The sound of model trains chugging along the tracks will soon fall silent at the Bolado Park Fairgrounds. After about 18 years, the San Juan Pacific Model Railroad club’s lease will not be renewed, and the club will vacate its current home in building No. 3 by the end of summer.

“In the lease language there’s always been an option for the fair to give us notice,” said John Feltman with the SJPMRR. “We never anticipated it coming, but it was always a possibility.”

The reason for the notice, according to Donnette Silva-Carter, fair manager and CEO, has to do with upcoming changes and upgrades to the grounds.

“We need to utilize space,” she said. “Some buildings will be coming down to add more parking. Parking is at a premium.”

Silva-Carter said the fine arts building and other structures will be demolished, meaning displays in those buildings need to be moved. She added that the SJPMRR club is really the fairgrounds only “tenant,” and rents space at a nominal cost.

“Sometimes decisions have to be made,” she said. “They’re a great group of nice people and were very gentlemanly about it.”

The club, which has 10 active members, is in search of a new home and has reached out to the San Benito County Historical Park, which Silva-Carter said was suggested to them.

“There was some talk about taking it to the historical site grounds, but it’s looking like that probably isn’t going to work,” Feltman said. “They’re not against us being there, but they have limited resources and space. Most are dirt floors and with no electricity in all the buildings. It wouldn’t be ideal.”

There are other options as well. Feltman said one club member is looking into a building in Tres Pinos, and a couple other buildings in Hollister have been suggested, including one at the airport. He said that though nothing is planned yet, club members are exploring all options.

A big issue Feltman anticipates is losing a large portion of the current display.

“The layout as it exists now, at least half of it will be gone,” he said. “The older layout of our HO scale is going to be torn down, as will a bunch of the N scale. They’re just not mobile. But we started building a new section in the last five years and we built it so it would come apart in pieces.”

Feltman said that the mobile pieces can potentially be stored in members’ garages until a new home is found and the layout can be put back together.

“There just aren’t too many weekends left to disassemble it and salvage what we can,” he said. “A lot of heart and soul and money and time have gone into it over the years and unfortunately it’s not all moveable.”

Feltman said the older portion of the layout is built against some of the building’s support posts, with scenery and painted areas. He said they can attempt to cut the layout into pieces, but doesn’t anticipate much success.
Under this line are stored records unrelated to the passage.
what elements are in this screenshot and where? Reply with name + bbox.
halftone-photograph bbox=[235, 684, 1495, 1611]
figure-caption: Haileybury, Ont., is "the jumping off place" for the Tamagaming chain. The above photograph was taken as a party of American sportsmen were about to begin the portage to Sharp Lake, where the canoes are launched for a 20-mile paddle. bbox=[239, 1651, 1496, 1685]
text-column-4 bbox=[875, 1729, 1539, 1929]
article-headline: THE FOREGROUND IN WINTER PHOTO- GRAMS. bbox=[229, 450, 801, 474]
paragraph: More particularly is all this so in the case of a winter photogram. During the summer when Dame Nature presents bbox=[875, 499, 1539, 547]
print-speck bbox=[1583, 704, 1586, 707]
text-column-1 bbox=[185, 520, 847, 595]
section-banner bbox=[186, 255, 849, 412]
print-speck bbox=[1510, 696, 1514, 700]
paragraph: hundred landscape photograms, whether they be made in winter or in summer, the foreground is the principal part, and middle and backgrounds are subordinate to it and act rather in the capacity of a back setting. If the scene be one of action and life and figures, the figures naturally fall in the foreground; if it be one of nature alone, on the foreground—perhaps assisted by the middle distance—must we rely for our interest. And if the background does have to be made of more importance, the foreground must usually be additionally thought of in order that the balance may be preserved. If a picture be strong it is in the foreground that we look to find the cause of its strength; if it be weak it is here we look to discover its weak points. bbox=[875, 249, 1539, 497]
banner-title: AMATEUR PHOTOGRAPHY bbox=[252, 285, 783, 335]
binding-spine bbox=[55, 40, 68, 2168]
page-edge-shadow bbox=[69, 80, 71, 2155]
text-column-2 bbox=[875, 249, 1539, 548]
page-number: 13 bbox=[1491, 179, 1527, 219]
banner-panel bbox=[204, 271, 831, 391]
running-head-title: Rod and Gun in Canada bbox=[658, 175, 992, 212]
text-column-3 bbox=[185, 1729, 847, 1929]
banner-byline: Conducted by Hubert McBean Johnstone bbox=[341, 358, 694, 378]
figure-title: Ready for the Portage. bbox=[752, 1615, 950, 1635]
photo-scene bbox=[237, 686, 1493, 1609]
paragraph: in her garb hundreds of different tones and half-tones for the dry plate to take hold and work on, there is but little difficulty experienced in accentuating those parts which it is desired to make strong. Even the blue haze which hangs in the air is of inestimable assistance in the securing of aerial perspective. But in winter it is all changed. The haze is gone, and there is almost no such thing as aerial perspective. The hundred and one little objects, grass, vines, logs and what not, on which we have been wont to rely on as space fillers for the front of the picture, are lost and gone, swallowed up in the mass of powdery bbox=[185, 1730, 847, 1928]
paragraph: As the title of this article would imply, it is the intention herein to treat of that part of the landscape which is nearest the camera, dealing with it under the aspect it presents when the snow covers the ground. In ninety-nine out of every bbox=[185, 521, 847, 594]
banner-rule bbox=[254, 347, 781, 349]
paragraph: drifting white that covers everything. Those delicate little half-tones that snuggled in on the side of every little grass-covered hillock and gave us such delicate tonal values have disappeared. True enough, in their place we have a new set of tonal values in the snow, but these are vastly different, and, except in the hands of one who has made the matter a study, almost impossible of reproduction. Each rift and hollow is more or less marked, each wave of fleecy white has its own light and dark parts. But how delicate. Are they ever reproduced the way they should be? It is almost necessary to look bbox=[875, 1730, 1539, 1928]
“We could try a Sawzall, but it doesn’t come apart very easily and we’d probably end up destroying some of the scenery,” Feltman said.

He added that the club plans one last hurrah for all members to enjoy the spot a final time.

“This coming Saturday (May 2) is probably our last run, where we still have everything up and running,” he said. “I think we’re going to get club members down there to just have fun and enjoy it.”

The following Saturday, he said members will likely begin dismantling the layout and electronic components, and attempting to save some scenery elements, including 100 or so HO scale buildings.

According to Feltman, club members have discussed perhaps creating modular setups for temporary displays.

“Nothing is in place yet, but everyone could design a piece in their garage and it would hook together,” he said. “If anytime in the future we could come down and set up for a Saturday at the fairgrounds, we’d love it.”

Though no plans have been made for such, Silva-Carter said it was a great idea.

“Actually that would be fantastic,” she said. “We’d be open to it for the fair the entire time and then other activities.”

Regardless of where the SJPMRR club and its layouts eventually end up, Feltman said there’s no animosity between the club and the fairgrounds—the place it called home for 18 years.

“We just want to keep everything on good terms,” he said. “As disappointed as we are, we want to maintain a good relationship with them.”